The 20-year-old Chacon admitted his responsibility for the deaths of Natalie Cano-Partida (16 years old) and Derek Greer (15 years old). Chacon made the plea deal to avoid possibly getting the death penalty. His deal includes a 65-year prison sentence. However, the deal does not require him to testify against the other alleged shooter.
Chacon and another shooter, 22-year-old Marco Garcia Bravo, allegedly abducted the two teens at gunpoint. They drove them to an abandoned field outside Fountain in El Paso County and shot them at point-blank range, execution style. Chacon and Garcia-Bravo apparently targeted the two young people due to suspicions that Cano-Partida was working with a rival gang.
Chacon admitted that he shot Partida. He says he then gave the gun to “another individual,” who he did not name. That second shooter shot Greer in order to eliminate Greer as a witness.
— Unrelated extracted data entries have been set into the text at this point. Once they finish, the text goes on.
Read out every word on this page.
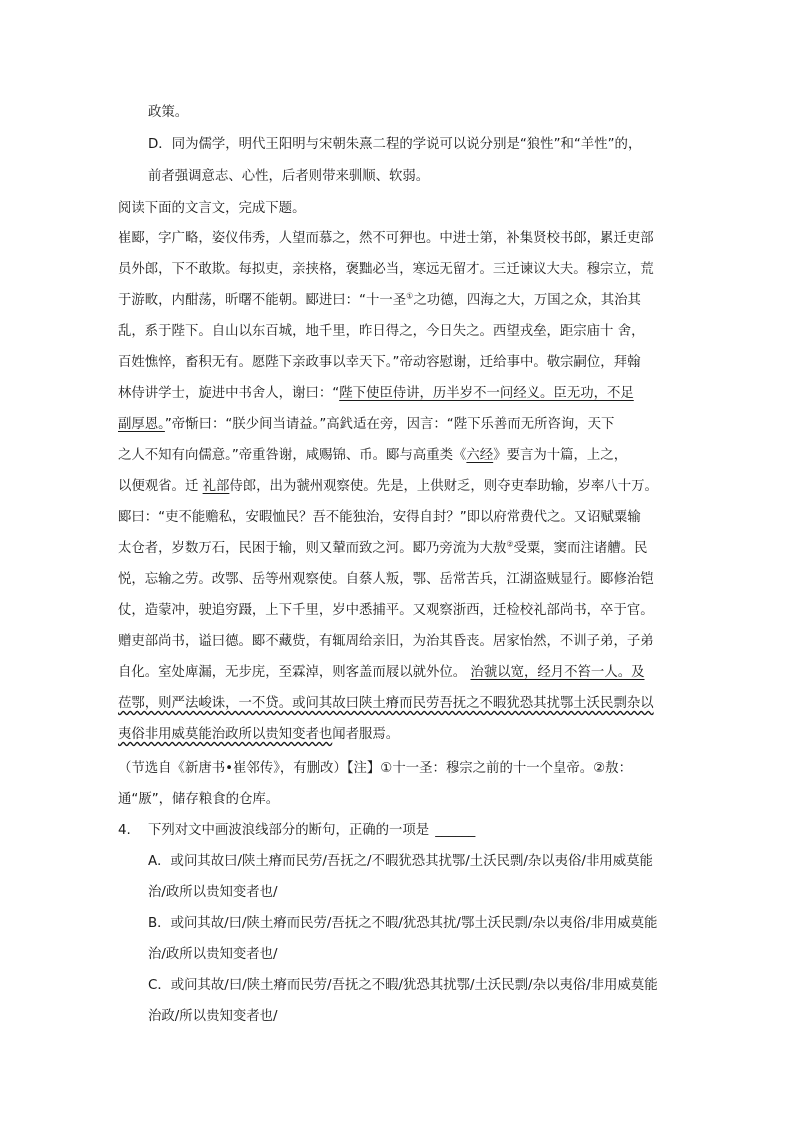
政策。
D．同为儒学，明代王阳明与宋朝朱熹二程的学说可以说分别是“狼性”和“羊性”的，
前者强调意志、心性，后者则带来驯顺、软弱。
阅读下面的文言文，完成下题。
崔郾，字广略，姿仪伟秀，人望而慕之，然不可狎也。中进士第，补集贤校书郎，累迁吏部
员外郎，下不敢欺。每拟吏，亲挟格，褒黜必当，寒远无留才。三迁谏议大夫。穆宗立，荒
于游畋，内酣荡，昕曙不能朝。郾进曰：“十一圣①之功德，四海之大，万国之众，其治其
乱，系于陛下。自山以东百城，地千里，昨日得之，今日失之。西望戎垒，距宗庙十 舍，
百姓憔悴，畜积无有。愿陛下亲政事以幸天下。”帝动容慰谢，迁给事中。敬宗嗣位，拜翰
林侍讲学士，旋进中书舍人，谢曰：“陛下使臣侍讲，历半岁不一问经义。臣无功，不足
副厚恩。”帝惭曰：“朕少间当请益。”高釴适在旁，因言：“陛下乐善而无所咨询，天下
之人不知有向儒意。”帝重咎谢，咸赐锦、币。郾与高重类《六经》要言为十篇，上之，
以便观省。迁 礼部侍郎，出为虢州观察使。先是，上供财乏，则夺吏奉助输，岁率八十万。
郾曰：“吏不能赡私，安暇恤民？吾不能独治，安得自封？”即以府常费代之。又诏赋粟输
太仓者，岁数万石，民困于输，则又輦而致之河。郾乃旁流为大敖②受粟，窦而注诸艚。民
悦，忘输之劳。改鄂、岳等州观察使。自蔡人叛，鄂、岳常苦兵，江湖盗贼显行。郾修治铠
仗，造蒙冲，驶追穷蹑，上下千里，岁中悉捕平。又观察浙西，迁检校礼部尚书，卒于官。
赠吏部尚书，谥曰德。郾不藏赀，有辄周给亲旧，为治其昏丧。居家怡然，不训子弟，子弟
自化。室处庳漏，无步庑，至霖淖，则客盖而屐以就外位。 治虢以宽，经月不笞一人。及
莅鄂，则严法峻诛，一不贷。或问其故曰陕土瘠而民劳吾抚之不暇犹恐其扰鄂土沃民剽杂以
夷俗非用威莫能治政所以贵知变者也闻者服焉。
（节选自《新唐书•崔邻传》，有删改）【注】①十一圣：穆宗之前的十一个皇帝。②敖：
通“厫”，储存粮食的仓库。
4.	下列对文中画波浪线部分的断句，正确的一项是 ______
A．或问其故曰/陕土瘠而民劳/吾抚之/不暇犹恐其扰鄂/土沃民剽/杂以夷俗/非用威莫能
治/政所以贵知变者也/
B．或问其故/曰/陕土瘠而民劳/吾抚之不暇/犹恐其扰/鄂土沃民剽/杂以夷俗/非用威莫能
治/政所以贵知变者也/
C．或问其故/曰/陕土瘠而民劳/吾抚之不暇/犹恐其扰鄂/土沃民剽/杂以夷俗/非用威莫能
治政/所以贵知变者也/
Garcia-Bravo and Chacon are actually among ten people in an alleged conspiracy who prosecutors have charged. The conspiracy ended in the March 2017 abduction and killing at close range of Greer and Cano-Partida. Prosecutors have charged five people with first-degree murder in the case. Two out of the five cut plea deals.
Gang Unit Disbanded
Only six months earlier, Diego Chacon had told the Colorado Springs Police Department’s gang unit that we wanted out of the South Side Soldados gang life. However, Police Chief Pete Carey suddenly disbanded the gang unit in September 2016 to fight a staffing shortage. Because of the reorganization, no one was assigned to check up on over 700 gang members, including Chacon.
An officer called the events pertaining to Chacon after the disbandment of the gang unit “a bummer,” and wondered if the gang unit might have been able to aid Chacon in getting out of the Soldados, had they not been disbanded.